"Our background and circumstances may have influenced who we are, but we are responsible for who we become."

Thursday, March 14, 2013

My Future...

Ahhh here we are again...welcome to DEAD WEEK! Ugh! Of course what am I doing? Procrastinating? Actually I'm getting into my writing zone. I have a final paper to write tonight and sometimes I need to get into my zone to powerhouse it out. I love to write, it's just a matter of getting my head into it.
But that's not what this post is about. It's moments like these where I'm so wore out from school that I sit back and think about what I'm really working for. I picture my life ahead of me and what I'm doing to make that possible. I think about my future career and how I can't wait to get started in it. I look up jobs through the State ads just to get an idea of what they are looking for and what I should be expecting/preparing for. I think about what my first interview will be like, whose lives I'm going to change, what kind of cases that I'm going to get that will change my life. The more I think about it the more motivated I get. It lights that fire inside me that sometimes dies down a little at the end of each term. So here I am again thinking out my life and the plan I have for myself, so I decided to lay it all out.

I am currently 19 years old working on my Bachelor's of Human Development and Family Studies. While I'm working on my first degree, I want to study abroad in a country working with poverty stricken communities and children. Somewhere like Ethiopia with the Adoption Advocates International. I'm going to graduate in the Spring of 2015 with my degree from Oregon State University.

Not my picture, borrowed!
Yes that is my face pasted on, but use your imagination with me folks!
After I graduate, I want to move to Boise, Idaho and attend Boise State University and earn my M.S.W.(Master's of Social Work) by the time I'm 25. By this time I would like to be considered bilingual in Spanish.

Woohoo! Go Broncos!
If I haven't already found a job within the career I want by the time I graduate, I would like to find one working possibly in DHS in Oregon or Idaho.

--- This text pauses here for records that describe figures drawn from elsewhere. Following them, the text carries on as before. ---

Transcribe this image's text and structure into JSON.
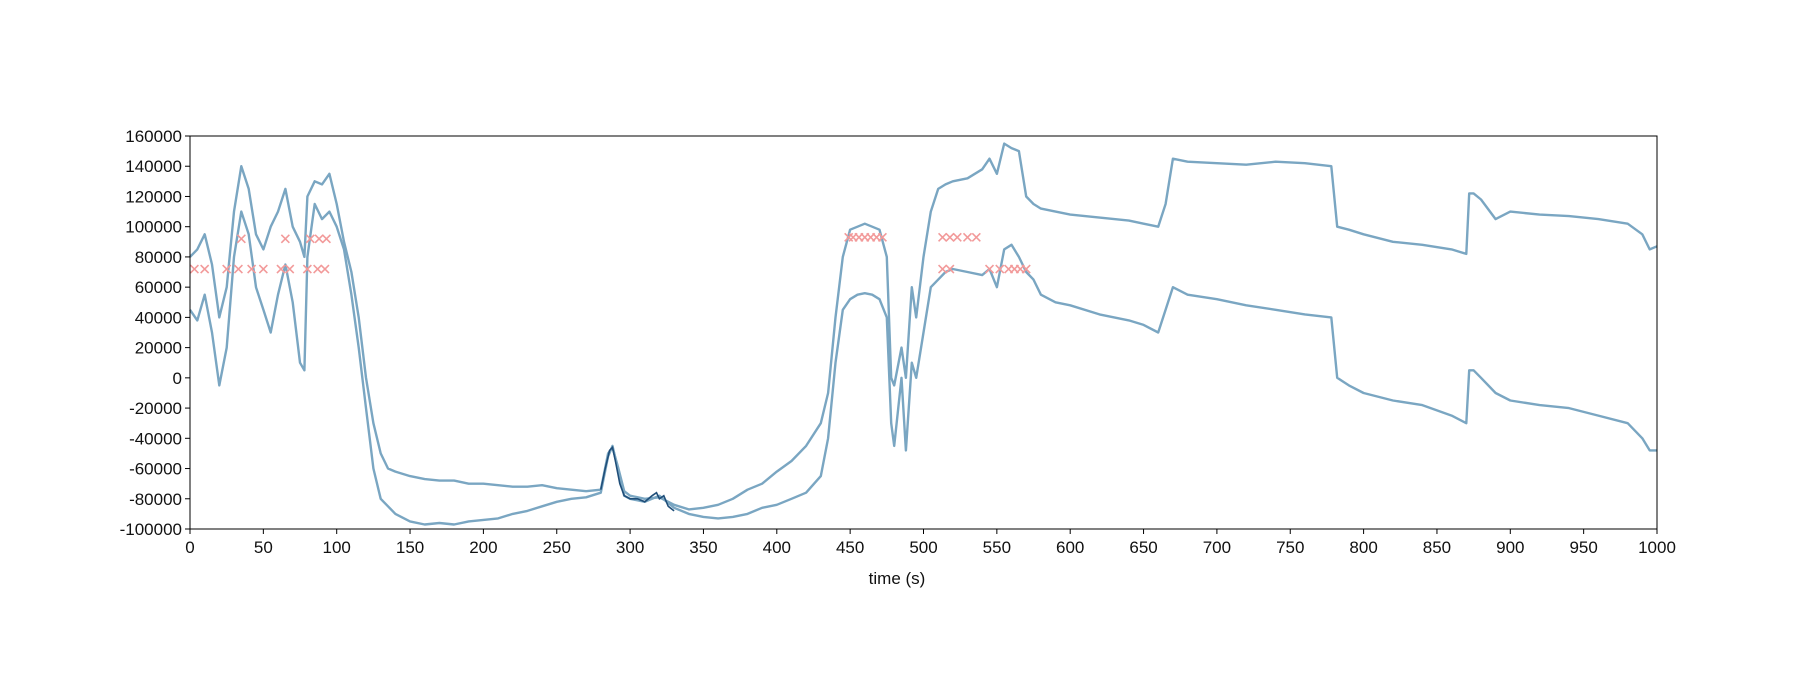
{
  "chart_data": {
    "type": "line",
    "title": "",
    "xlabel": "time (s)",
    "ylabel": "",
    "xlim": [
      0,
      1000
    ],
    "ylim": [
      -100000,
      160000
    ],
    "xticks": [
      0,
      50,
      100,
      150,
      200,
      250,
      300,
      350,
      400,
      450,
      500,
      550,
      600,
      650,
      700,
      750,
      800,
      850,
      900,
      950,
      1000
    ],
    "yticks": [
      -100000,
      -80000,
      -60000,
      -40000,
      -20000,
      0,
      20000,
      40000,
      60000,
      80000,
      100000,
      120000,
      140000,
      160000
    ],
    "grid": false,
    "colors": {
      "series": "#7aa6c2",
      "highlight": "#1f4e79",
      "markers": "#f29a9a"
    },
    "series": [
      {
        "x": [
          0,
          5,
          10,
          15,
          20,
          25,
          30,
          35,
          40,
          45,
          50,
          55,
          60,
          65,
          70,
          75,
          78,
          80,
          85,
          90,
          95,
          100,
          105,
          110,
          115,
          120,
          125,
          130,
          135,
          140,
          150,
          160,
          170,
          180,
          190,
          200,
          210,
          220,
          230,
          240,
          250,
          260,
          270,
          280,
          285,
          288,
          292,
          296,
          300,
          310,
          320,
          330,
          340,
          350,
          360,
          370,
          380,
          390,
          400,
          410,
          420,
          430,
          435,
          440,
          445,
          450,
          455,
          460,
          465,
          470,
          475,
          478,
          480,
          485,
          488,
          492,
          495,
          500,
          505,
          510,
          515,
          520,
          530,
          540,
          545,
          550,
          555,
          560,
          565,
          570,
          575,
          580,
          590,
          600,
          620,
          640,
          650,
          660,
          665,
          670,
          680,
          700,
          720,
          740,
          760,
          778,
          782,
          790,
          800,
          820,
          840,
          860,
          870,
          872,
          875,
          880,
          890,
          900,
          920,
          940,
          960,
          980,
          990,
          995,
          1000
        ],
        "y": [
          80000,
          85000,
          95000,
          75000,
          40000,
          60000,
          110000,
          140000,
          125000,
          95000,
          85000,
          100000,
          110000,
          125000,
          100000,
          90000,
          80000,
          120000,
          130000,
          128000,
          135000,
          115000,
          90000,
          70000,
          40000,
          0,
          -30000,
          -50000,
          -60000,
          -62000,
          -65000,
          -67000,
          -68000,
          -68000,
          -70000,
          -70000,
          -71000,
          -72000,
          -72000,
          -71000,
          -73000,
          -74000,
          -75000,
          -74000,
          -50000,
          -46000,
          -60000,
          -75000,
          -78000,
          -80000,
          -79000,
          -84000,
          -87000,
          -86000,
          -84000,
          -80000,
          -74000,
          -70000,
          -62000,
          -55000,
          -45000,
          -30000,
          -10000,
          40000,
          80000,
          98000,
          100000,
          102000,
          100000,
          98000,
          80000,
          0,
          -5000,
          20000,
          0,
          60000,
          40000,
          80000,
          110000,
          125000,
          128000,
          130000,
          132000,
          138000,
          145000,
          135000,
          155000,
          152000,
          150000,
          120000,
          115000,
          112000,
          110000,
          108000,
          106000,
          104000,
          102000,
          100000,
          115000,
          145000,
          143000,
          142000,
          141000,
          143000,
          142000,
          140000,
          100000,
          98000,
          95000,
          90000,
          88000,
          85000,
          82000,
          122000,
          122000,
          118000,
          105000,
          110000,
          108000,
          107000,
          105000,
          102000,
          95000,
          85000,
          87000
        ]
      },
      {
        "x": [
          0,
          5,
          10,
          15,
          20,
          25,
          30,
          35,
          40,
          45,
          50,
          55,
          60,
          65,
          70,
          75,
          78,
          80,
          85,
          90,
          95,
          100,
          105,
          110,
          115,
          120,
          125,
          130,
          135,
          140,
          150,
          160,
          170,
          180,
          190,
          200,
          210,
          220,
          230,
          240,
          250,
          260,
          270,
          280,
          285,
          288,
          292,
          296,
          300,
          310,
          320,
          330,
          340,
          350,
          360,
          370,
          380,
          390,
          400,
          410,
          420,
          430,
          435,
          440,
          445,
          450,
          455,
          460,
          465,
          470,
          475,
          478,
          480,
          485,
          488,
          492,
          495,
          500,
          505,
          510,
          515,
          520,
          530,
          540,
          545,
          550,
          555,
          560,
          565,
          570,
          575,
          580,
          590,
          600,
          620,
          640,
          650,
          660,
          665,
          670,
          680,
          700,
          720,
          740,
          760,
          778,
          782,
          790,
          800,
          820,
          840,
          860,
          870,
          872,
          875,
          880,
          890,
          900,
          920,
          940,
          960,
          980,
          990,
          995,
          1000
        ],
        "y": [
          45000,
          38000,
          55000,
          30000,
          -5000,
          20000,
          80000,
          110000,
          95000,
          60000,
          45000,
          30000,
          55000,
          75000,
          50000,
          10000,
          5000,
          80000,
          115000,
          105000,
          110000,
          100000,
          85000,
          55000,
          20000,
          -20000,
          -60000,
          -80000,
          -85000,
          -90000,
          -95000,
          -97000,
          -96000,
          -97000,
          -95000,
          -94000,
          -93000,
          -90000,
          -88000,
          -85000,
          -82000,
          -80000,
          -79000,
          -76000,
          -52000,
          -45000,
          -62000,
          -78000,
          -80000,
          -82000,
          -78000,
          -86000,
          -90000,
          -92000,
          -93000,
          -92000,
          -90000,
          -86000,
          -84000,
          -80000,
          -76000,
          -65000,
          -40000,
          10000,
          45000,
          52000,
          55000,
          56000,
          55000,
          52000,
          40000,
          -30000,
          -45000,
          0,
          -48000,
          10000,
          0,
          30000,
          60000,
          65000,
          70000,
          72000,
          70000,
          68000,
          72000,
          60000,
          85000,
          88000,
          80000,
          70000,
          65000,
          55000,
          50000,
          48000,
          42000,
          38000,
          35000,
          30000,
          45000,
          60000,
          55000,
          52000,
          48000,
          45000,
          42000,
          40000,
          0,
          -5000,
          -10000,
          -15000,
          -18000,
          -25000,
          -30000,
          5000,
          5000,
          0,
          -10000,
          -15000,
          -18000,
          -20000,
          -25000,
          -30000,
          -40000,
          -48000,
          -48000
        ]
      }
    ],
    "highlight_segment": {
      "x": [
        280,
        283,
        286,
        288,
        290,
        293,
        296,
        300,
        305,
        310,
        315,
        318,
        320,
        323,
        326,
        330
      ],
      "y": [
        -74000,
        -60000,
        -48000,
        -46000,
        -55000,
        -70000,
        -78000,
        -80000,
        -80000,
        -82000,
        -78000,
        -76000,
        -80000,
        -78000,
        -85000,
        -88000
      ]
    },
    "markers": [
      {
        "x": 3,
        "y": 72000
      },
      {
        "x": 10,
        "y": 72000
      },
      {
        "x": 25,
        "y": 72000
      },
      {
        "x": 33,
        "y": 72000
      },
      {
        "x": 42,
        "y": 72000
      },
      {
        "x": 50,
        "y": 72000
      },
      {
        "x": 62,
        "y": 72000
      },
      {
        "x": 68,
        "y": 72000
      },
      {
        "x": 80,
        "y": 72000
      },
      {
        "x": 87,
        "y": 72000
      },
      {
        "x": 92,
        "y": 72000
      },
      {
        "x": 35,
        "y": 92000
      },
      {
        "x": 65,
        "y": 92000
      },
      {
        "x": 82,
        "y": 92000
      },
      {
        "x": 88,
        "y": 92000
      },
      {
        "x": 93,
        "y": 92000
      },
      {
        "x": 449,
        "y": 93000
      },
      {
        "x": 452,
        "y": 93000
      },
      {
        "x": 456,
        "y": 93000
      },
      {
        "x": 460,
        "y": 93000
      },
      {
        "x": 464,
        "y": 93000
      },
      {
        "x": 468,
        "y": 93000
      },
      {
        "x": 472,
        "y": 93000
      },
      {
        "x": 513,
        "y": 93000
      },
      {
        "x": 518,
        "y": 93000
      },
      {
        "x": 523,
        "y": 93000
      },
      {
        "x": 530,
        "y": 93000
      },
      {
        "x": 536,
        "y": 93000
      },
      {
        "x": 513,
        "y": 72000
      },
      {
        "x": 518,
        "y": 72000
      },
      {
        "x": 545,
        "y": 72000
      },
      {
        "x": 552,
        "y": 72000
      },
      {
        "x": 558,
        "y": 72000
      },
      {
        "x": 562,
        "y": 72000
      },
      {
        "x": 566,
        "y": 72000
      },
      {
        "x": 570,
        "y": 72000
      }
    ]
  }
}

Then I can wear real work clothes instead of my old nasty Papa Murphy's uniform! ;) But I should explain since I get this question ALL THE TIME. "Why do you want to do that job? It's so depressing." Yes there are some very difficult things that come with the territory, but in reality I want to change lives and change them for the better. But then one day I came across a quote that really hit me and I was like, "Yes that is exactly why!" and the quote read..."I can't help it. I love the broken ones, the ones who need the most patching up, the ones who've never been loved...and maybe I see a part of me in them, the missing piece, always trying to fit in, the shattered heart hungry for a home." Now first of all I want to say that my childhood was by no means bad or awful, especially compared to the people I will be working with, but coming from a poverty stricken family we definitely experienced things that a lot of people will never understand, I had to grow up quickly, but I do not resent or regret one bit of it. I want these children and families to do the best for not only themselves, but each other and the community. I feel like I will be able to truly relate to the people I will work with, I won't be that case worker they look at and say this girl doesn't even know what it's like, she doesn't know our struggles and here she is trying to change us. No, I do know what it is like to an extent and I want to help you and give you the hope that I had stored into me. Everything is possible and sometimes all people need is that helping hand.

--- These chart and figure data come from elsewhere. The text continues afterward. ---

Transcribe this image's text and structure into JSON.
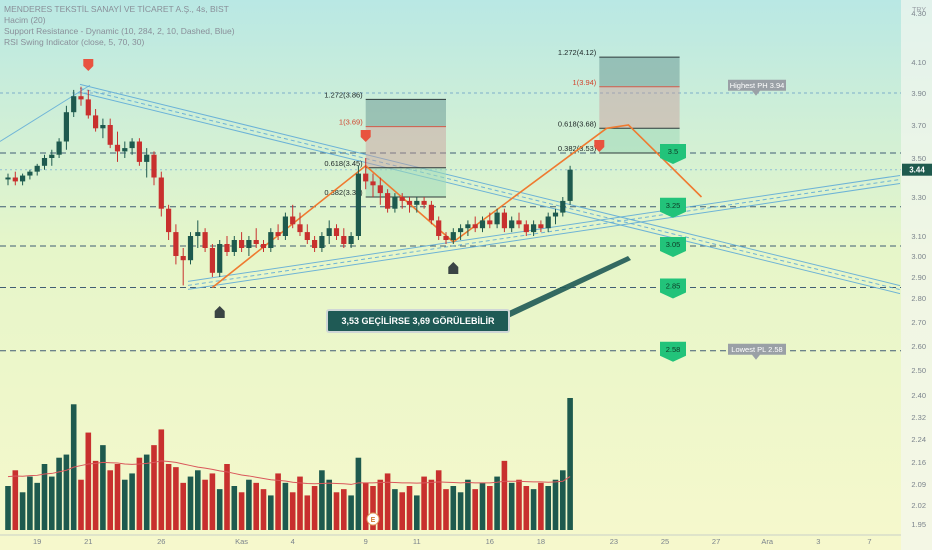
{
  "legend": {
    "symbol": "MENDERES TEKSTİL SANAYİ VE TİCARET A.Ş., 4s, BIST",
    "volume": "Hacim (20)",
    "sr": "Support Resistance - Dynamic (10, 284, 2, 10, Dashed, Blue)",
    "rsi": "RSI Swing Indicator (close, 5, 70, 30)"
  },
  "currency_label": "TRY",
  "current_price": 3.44,
  "current_price_label": "3.44",
  "callout": "3,53 GEÇİLİRSE 3,69 GÖRÜLEBİLİR",
  "price_ticks": [
    {
      "label": "4.30",
      "value": 4.3
    },
    {
      "label": "4.10",
      "value": 4.1
    },
    {
      "label": "3.90",
      "value": 3.9
    },
    {
      "label": "3.70",
      "value": 3.7
    },
    {
      "label": "3.50",
      "value": 3.5
    },
    {
      "label": "3.30",
      "value": 3.3
    },
    {
      "label": "3.10",
      "value": 3.1
    },
    {
      "label": "3.00",
      "value": 3.0
    },
    {
      "label": "2.90",
      "value": 2.9
    },
    {
      "label": "2.80",
      "value": 2.8
    },
    {
      "label": "2.70",
      "value": 2.7
    },
    {
      "label": "2.60",
      "value": 2.6
    },
    {
      "label": "2.50",
      "value": 2.5
    },
    {
      "label": "2.40",
      "value": 2.4
    },
    {
      "label": "2.32",
      "value": 2.32
    },
    {
      "label": "2.24",
      "value": 2.24
    },
    {
      "label": "2.16",
      "value": 2.16
    },
    {
      "label": "2.09",
      "value": 2.09
    },
    {
      "label": "2.02",
      "value": 2.02
    },
    {
      "label": "1.95",
      "value": 1.95
    }
  ],
  "time_labels": [
    {
      "label": "19",
      "bar": 4
    },
    {
      "label": "21",
      "bar": 11
    },
    {
      "label": "26",
      "bar": 21
    },
    {
      "label": "Kas",
      "bar": 32
    },
    {
      "label": "4",
      "bar": 39
    },
    {
      "label": "9",
      "bar": 49
    },
    {
      "label": "11",
      "bar": 56
    },
    {
      "label": "16",
      "bar": 66
    },
    {
      "label": "18",
      "bar": 73
    },
    {
      "label": "23",
      "bar": 83
    },
    {
      "label": "25",
      "bar": 90
    },
    {
      "label": "27",
      "bar": 97
    },
    {
      "label": "Ara",
      "bar": 104
    },
    {
      "label": "3",
      "bar": 111
    },
    {
      "label": "7",
      "bar": 118
    }
  ],
  "levels": [
    {
      "price": 3.9,
      "style": "dashed-light"
    },
    {
      "price": 3.53,
      "style": "dashed-dark"
    },
    {
      "price": 3.44,
      "style": "current"
    },
    {
      "price": 3.25,
      "style": "dashed-dark"
    },
    {
      "price": 3.05,
      "style": "dashed-dark"
    },
    {
      "price": 2.85,
      "style": "dashed-dark"
    },
    {
      "price": 2.58,
      "style": "dashed-dark"
    }
  ],
  "level_tags": [
    {
      "label": "3.5",
      "price": 3.53
    },
    {
      "label": "3.25",
      "price": 3.25
    },
    {
      "label": "3.05",
      "price": 3.05
    },
    {
      "label": "2.85",
      "price": 2.85
    },
    {
      "label": "2.58",
      "price": 2.58
    }
  ],
  "pivot_labels": [
    {
      "label": "Highest PH 3.94",
      "price": 3.94
    },
    {
      "label": "Lowest PL 2.58",
      "price": 2.58
    }
  ],
  "fib_left": {
    "bar_start": 49,
    "bar_end": 60,
    "levels": [
      {
        "label": "1.272(3.86)",
        "price": 3.86
      },
      {
        "label": "1(3.69)",
        "price": 3.69
      },
      {
        "label": "0.618(3.45)",
        "price": 3.45
      },
      {
        "label": "0.382(3.30)",
        "price": 3.3
      }
    ]
  },
  "fib_right": {
    "bar_start": 81,
    "bar_end": 92,
    "levels": [
      {
        "label": "1.272(4.12)",
        "price": 4.12
      },
      {
        "label": "1(3.94)",
        "price": 3.94
      },
      {
        "label": "0.618(3.68)",
        "price": 3.68
      },
      {
        "label": "0.382(3.53)",
        "price": 3.53
      }
    ]
  },
  "chart_data": {
    "type": "candlestick",
    "ohlc": [
      [
        3.39,
        3.42,
        3.36,
        3.4
      ],
      [
        3.4,
        3.43,
        3.36,
        3.38
      ],
      [
        3.38,
        3.42,
        3.36,
        3.41
      ],
      [
        3.41,
        3.44,
        3.39,
        3.43
      ],
      [
        3.43,
        3.47,
        3.41,
        3.46
      ],
      [
        3.46,
        3.52,
        3.44,
        3.5
      ],
      [
        3.5,
        3.55,
        3.46,
        3.52
      ],
      [
        3.52,
        3.62,
        3.5,
        3.6
      ],
      [
        3.6,
        3.82,
        3.55,
        3.78
      ],
      [
        3.78,
        3.92,
        3.75,
        3.88
      ],
      [
        3.88,
        3.94,
        3.82,
        3.86
      ],
      [
        3.86,
        3.92,
        3.74,
        3.76
      ],
      [
        3.76,
        3.8,
        3.66,
        3.68
      ],
      [
        3.68,
        3.74,
        3.62,
        3.7
      ],
      [
        3.7,
        3.74,
        3.56,
        3.58
      ],
      [
        3.58,
        3.66,
        3.48,
        3.54
      ],
      [
        3.54,
        3.6,
        3.5,
        3.56
      ],
      [
        3.56,
        3.62,
        3.52,
        3.6
      ],
      [
        3.6,
        3.62,
        3.46,
        3.48
      ],
      [
        3.48,
        3.56,
        3.4,
        3.52
      ],
      [
        3.52,
        3.54,
        3.36,
        3.4
      ],
      [
        3.4,
        3.43,
        3.2,
        3.24
      ],
      [
        3.24,
        3.26,
        3.08,
        3.12
      ],
      [
        3.12,
        3.16,
        2.96,
        3.0
      ],
      [
        3.0,
        3.04,
        2.86,
        2.98
      ],
      [
        2.98,
        3.12,
        2.96,
        3.1
      ],
      [
        3.1,
        3.18,
        3.04,
        3.12
      ],
      [
        3.12,
        3.14,
        3.02,
        3.04
      ],
      [
        3.04,
        3.06,
        2.9,
        2.92
      ],
      [
        2.92,
        3.08,
        2.9,
        3.06
      ],
      [
        3.06,
        3.1,
        3.0,
        3.02
      ],
      [
        3.02,
        3.1,
        3.0,
        3.08
      ],
      [
        3.08,
        3.12,
        3.02,
        3.04
      ],
      [
        3.04,
        3.1,
        3.0,
        3.08
      ],
      [
        3.08,
        3.14,
        3.04,
        3.06
      ],
      [
        3.06,
        3.08,
        3.02,
        3.04
      ],
      [
        3.04,
        3.14,
        3.02,
        3.12
      ],
      [
        3.12,
        3.16,
        3.08,
        3.1
      ],
      [
        3.1,
        3.22,
        3.08,
        3.2
      ],
      [
        3.2,
        3.26,
        3.14,
        3.16
      ],
      [
        3.16,
        3.22,
        3.1,
        3.12
      ],
      [
        3.12,
        3.16,
        3.06,
        3.08
      ],
      [
        3.08,
        3.1,
        3.02,
        3.04
      ],
      [
        3.04,
        3.12,
        3.02,
        3.1
      ],
      [
        3.1,
        3.18,
        3.06,
        3.14
      ],
      [
        3.14,
        3.16,
        3.08,
        3.1
      ],
      [
        3.1,
        3.14,
        3.04,
        3.06
      ],
      [
        3.06,
        3.12,
        3.04,
        3.1
      ],
      [
        3.1,
        3.46,
        3.08,
        3.42
      ],
      [
        3.42,
        3.5,
        3.34,
        3.38
      ],
      [
        3.38,
        3.42,
        3.3,
        3.36
      ],
      [
        3.36,
        3.4,
        3.26,
        3.32
      ],
      [
        3.32,
        3.34,
        3.22,
        3.24
      ],
      [
        3.24,
        3.32,
        3.22,
        3.3
      ],
      [
        3.3,
        3.32,
        3.24,
        3.28
      ],
      [
        3.28,
        3.3,
        3.22,
        3.26
      ],
      [
        3.26,
        3.3,
        3.22,
        3.28
      ],
      [
        3.28,
        3.3,
        3.24,
        3.26
      ],
      [
        3.26,
        3.28,
        3.16,
        3.18
      ],
      [
        3.18,
        3.2,
        3.08,
        3.1
      ],
      [
        3.1,
        3.12,
        3.06,
        3.08
      ],
      [
        3.08,
        3.14,
        3.06,
        3.12
      ],
      [
        3.12,
        3.16,
        3.08,
        3.14
      ],
      [
        3.14,
        3.18,
        3.1,
        3.16
      ],
      [
        3.16,
        3.2,
        3.12,
        3.14
      ],
      [
        3.14,
        3.2,
        3.12,
        3.18
      ],
      [
        3.18,
        3.22,
        3.14,
        3.16
      ],
      [
        3.16,
        3.24,
        3.14,
        3.22
      ],
      [
        3.22,
        3.24,
        3.12,
        3.14
      ],
      [
        3.14,
        3.2,
        3.12,
        3.18
      ],
      [
        3.18,
        3.22,
        3.14,
        3.16
      ],
      [
        3.16,
        3.18,
        3.1,
        3.12
      ],
      [
        3.12,
        3.18,
        3.1,
        3.16
      ],
      [
        3.16,
        3.18,
        3.12,
        3.14
      ],
      [
        3.14,
        3.22,
        3.12,
        3.2
      ],
      [
        3.2,
        3.24,
        3.16,
        3.22
      ],
      [
        3.22,
        3.3,
        3.2,
        3.28
      ],
      [
        3.28,
        3.46,
        3.26,
        3.44
      ]
    ],
    "volumes": [
      140,
      190,
      120,
      170,
      150,
      210,
      170,
      230,
      240,
      400,
      160,
      310,
      220,
      270,
      190,
      210,
      160,
      180,
      230,
      240,
      270,
      320,
      210,
      200,
      150,
      170,
      190,
      160,
      180,
      130,
      210,
      140,
      120,
      160,
      150,
      130,
      110,
      180,
      150,
      120,
      170,
      110,
      140,
      190,
      160,
      120,
      130,
      110,
      230,
      150,
      140,
      160,
      180,
      130,
      120,
      140,
      110,
      170,
      160,
      190,
      130,
      140,
      120,
      160,
      130,
      150,
      140,
      170,
      220,
      150,
      160,
      140,
      130,
      150,
      140,
      160,
      190,
      420
    ],
    "volume_ma": [
      170,
      172,
      171,
      173,
      174,
      178,
      180,
      185,
      190,
      200,
      205,
      210,
      212,
      215,
      214,
      213,
      210,
      209,
      210,
      212,
      215,
      220,
      218,
      215,
      210,
      205,
      200,
      197,
      193,
      188,
      185,
      180,
      175,
      172,
      168,
      164,
      160,
      158,
      156,
      152,
      150,
      148,
      147,
      148,
      149,
      148,
      147,
      145,
      150,
      150,
      150,
      151,
      152,
      151,
      150,
      150,
      149,
      150,
      151,
      153,
      152,
      151,
      150,
      151,
      150,
      150,
      150,
      152,
      155,
      155,
      155,
      154,
      153,
      153,
      152,
      153,
      155,
      170
    ]
  },
  "colors": {
    "up": "#1e5a4e",
    "down": "#c8302e",
    "orange": "#ef7a30",
    "blue": "#5aa8d8",
    "dashed": "#2f4d6b"
  }
}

 Some of my personal fav's! Credit goes to: http://hello-gorgeous-blog.blogspot.hu/p/threads.html
Check it out she has fabulous ideas!!

My first real debt when I get out of school will be buying myself a new car!


 


I haven't planned much past that. I mean of course I eventually want to get married and have kids, but I have so much more that I want to do first. All in all though, I want to change lives. I want to be an inspiration to everyone I come in contact with.
Another thing I am determined to do throughout my life is to give back to the Ford Family Foundation. I owe them so much, especially after what they have been doing for me lately.

I don't know where my life is going to take me, but I am determined that my future will be a bright one and no one can take that from me.